Перевод с польск. Тамары Яблонской
Опубликовано в журнале Крещатик, номер 2, 2020
Перевод Тамара Яблонская
НЕГАТИВ
На буром небе
еще более бурая тучка
с черной обводкой солнца.
Налево или направо
белая ветка черешни с черными цветами.
На твоем темном лице светлые тени.
Ты уселся за столик
и положил на него посеревшие руки.
Ты производишь впечатление духа,
который пытается вызывать живых.
(Так как я еще вхожу в их число,
мы должны бы ему явиться и отстучать:
спокойной ночи или добрый день,
прощай или приветствую.
И не жалеть ему вопросов на любой ответ,
если они касаются жизни,
то есть бури перед тишиной.)
ВОЕННЫЙ ПАРАД
Земля – земля,
земля – воздух – земля,
воздух – вода – земля – земля – вода,
земля – вода – воздух – вода – воздух – земля,
воздух – земля – земля – земля – земля – земля,
Земли Воды Воздуха.
АННОТАЦИЯ
Я успокоительная таблетка.
Я действую в квартире,
приношу эффект в учреждении,
сажусь сдавать экзамены,
стою на суде,
старательно склеиваю разбитые горшочки –
только меня прими,
распусти под языком,
только меня проглоти,
только запей водой.
Я знаю, что делать с несчастьем,
как перенести плохую весть,
уменьшить несправедливость,
рассветлить отсутствие Бога,
подобрать к лицу траурную шляпу.
Чего ты ждешь –
доверься химической жалости.
Ты еще молода,
ты должна как-то устроиться.
Кто сказал,
что жизнь должна быть прожита смело?
Отдай мне свою пропасть –
я вымощу ее сном,
ты будешь мне благодарна
за четыре лапы падения.
Продай мне свою душу.
Другой покупатель не попадется.
Другого дьявола уже нет.
ЛАГЕРЬ ГОЛОДА ПОД ЯСЛОМ[1]
Напиши это. Напиши. Обычными чернилами
на обычной бумаге: им не дали есть,
все умерли от голода. Все. Сколько?
Это большой луг. Сколько травы
Пришлось на одного? Напиши: не знаю.
История округляет скелеты до нуля.
Тысяча и один это всё еще тысяча.
Тот один, словно его не было вовсе:
выдуманный плод, пустая колыбель,
букварь, открытый не для кого,
воздух, который смеется, кричит и растет,
лестница для пустоты, сбегающей в сад,
ничье место в строю.
Мы стоим на том лугу, где тело стало телом.
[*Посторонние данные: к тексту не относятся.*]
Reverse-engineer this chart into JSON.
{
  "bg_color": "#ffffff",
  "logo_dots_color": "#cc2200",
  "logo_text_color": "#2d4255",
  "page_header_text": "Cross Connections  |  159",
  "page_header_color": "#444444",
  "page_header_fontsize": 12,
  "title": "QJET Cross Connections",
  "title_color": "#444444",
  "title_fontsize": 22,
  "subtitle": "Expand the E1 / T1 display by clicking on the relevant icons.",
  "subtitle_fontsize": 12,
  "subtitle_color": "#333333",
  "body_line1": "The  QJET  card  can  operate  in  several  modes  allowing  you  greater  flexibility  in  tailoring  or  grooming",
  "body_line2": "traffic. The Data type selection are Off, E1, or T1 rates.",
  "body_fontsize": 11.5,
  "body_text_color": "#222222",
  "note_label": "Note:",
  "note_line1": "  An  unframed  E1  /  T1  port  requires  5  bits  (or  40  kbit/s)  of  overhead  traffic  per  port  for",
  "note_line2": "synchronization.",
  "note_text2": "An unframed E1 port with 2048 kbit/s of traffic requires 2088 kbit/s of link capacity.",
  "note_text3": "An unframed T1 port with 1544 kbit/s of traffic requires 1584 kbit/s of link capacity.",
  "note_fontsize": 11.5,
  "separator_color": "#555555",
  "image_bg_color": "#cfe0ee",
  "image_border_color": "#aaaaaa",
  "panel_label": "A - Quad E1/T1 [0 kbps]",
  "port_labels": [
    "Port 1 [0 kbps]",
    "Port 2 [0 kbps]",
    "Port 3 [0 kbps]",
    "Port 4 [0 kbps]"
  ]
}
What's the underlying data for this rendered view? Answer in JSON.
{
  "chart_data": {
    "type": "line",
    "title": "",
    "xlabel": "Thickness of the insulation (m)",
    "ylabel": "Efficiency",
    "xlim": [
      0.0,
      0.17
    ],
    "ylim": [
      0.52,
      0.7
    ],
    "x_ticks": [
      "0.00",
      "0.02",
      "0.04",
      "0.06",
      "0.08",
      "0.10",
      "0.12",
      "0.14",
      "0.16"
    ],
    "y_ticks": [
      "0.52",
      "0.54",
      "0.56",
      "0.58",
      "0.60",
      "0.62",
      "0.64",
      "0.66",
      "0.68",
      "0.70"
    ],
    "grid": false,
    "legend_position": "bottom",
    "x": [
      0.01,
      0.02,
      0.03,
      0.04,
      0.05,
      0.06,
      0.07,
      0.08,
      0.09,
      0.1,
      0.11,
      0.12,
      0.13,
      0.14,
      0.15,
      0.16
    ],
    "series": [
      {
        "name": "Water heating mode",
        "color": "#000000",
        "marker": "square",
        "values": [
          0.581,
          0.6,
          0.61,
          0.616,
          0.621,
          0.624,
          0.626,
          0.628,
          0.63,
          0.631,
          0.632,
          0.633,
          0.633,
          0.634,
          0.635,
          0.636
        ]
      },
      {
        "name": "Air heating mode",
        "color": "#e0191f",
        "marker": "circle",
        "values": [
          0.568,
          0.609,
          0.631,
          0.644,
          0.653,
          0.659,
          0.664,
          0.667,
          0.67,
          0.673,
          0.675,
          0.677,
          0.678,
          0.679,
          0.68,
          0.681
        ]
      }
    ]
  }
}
А он молчит, как купленный свидетель.
В солнце зеленый там поодаль лес
для жевания дерева, для питья из-под коры –
порция пейзажа на целый день,
пока не ослепнешь. Вверху птица,
которая по губам передвигалась тенью
питательных крыльев. Открывались челюсти,
ударял зуб о зуб.
Ночью на небе блистал серп
и жал снящиеся хлеба.
Прилетали руки с почерневших икон,
с пустыми чашами в пальцах.
На вертеле колючей проволоки
качался человек.
Они пели с землей во рту. Прекрасная песня
о том, как война попадает прямо в сердце.
Напиши, какая здесь тишина.
Да.
РАДОСТЬ ПИСЬМА
Куда бежит эта написанная серна через написанный лес?
Может, пить написанную воду,
что отражает ее мордочку как копировальная бумага?
Почему она поднимает лоб, разве она что-то слышит?
Опершись на одолженные у истины четыре ножки,
она стрижет ухом из-под моих пальцев.
Тишина – это выражение тоже шелестит на бумаге
и разгребает
вызванные словом «лес» ветви.
Над белым листком готовятся к прыжку
буквы, которые могут лечь плохо,
окружающие предложения,
от которых не будет спасения.
В капле чернил есть большой запас
охотников с прищуренным глазом,
готовых сбежать по крутому перу вниз,
окружить серну, приложиться к выстрелу.
Они забывают, что здесь нет жизни.
Другие, черным по белому, господствуют здесь законы.
Мгновение ока будет длиться так долго, как я захочу,
оно позволит разделить себя на маленькие вечности,
полные задержанных в полете пуль.
Навсегда, если я прикажу, здесь ничего не случится.
Без моей воли не упадет даже лист,
ни стебель не согнется под точкой копытца.
Стало быть, есть такой мир,
которому я вершу независимую судьбу?
Время, которое я вяжу цепями знаков?
Неустанное существование по моему приказу?
Перевод с польского Тамары Яблонской
[1] Лагерь голода под Яслом – лагерь для советских военнопленных, в котором в 194–1942 гг. погибло 6 тысяч пленных.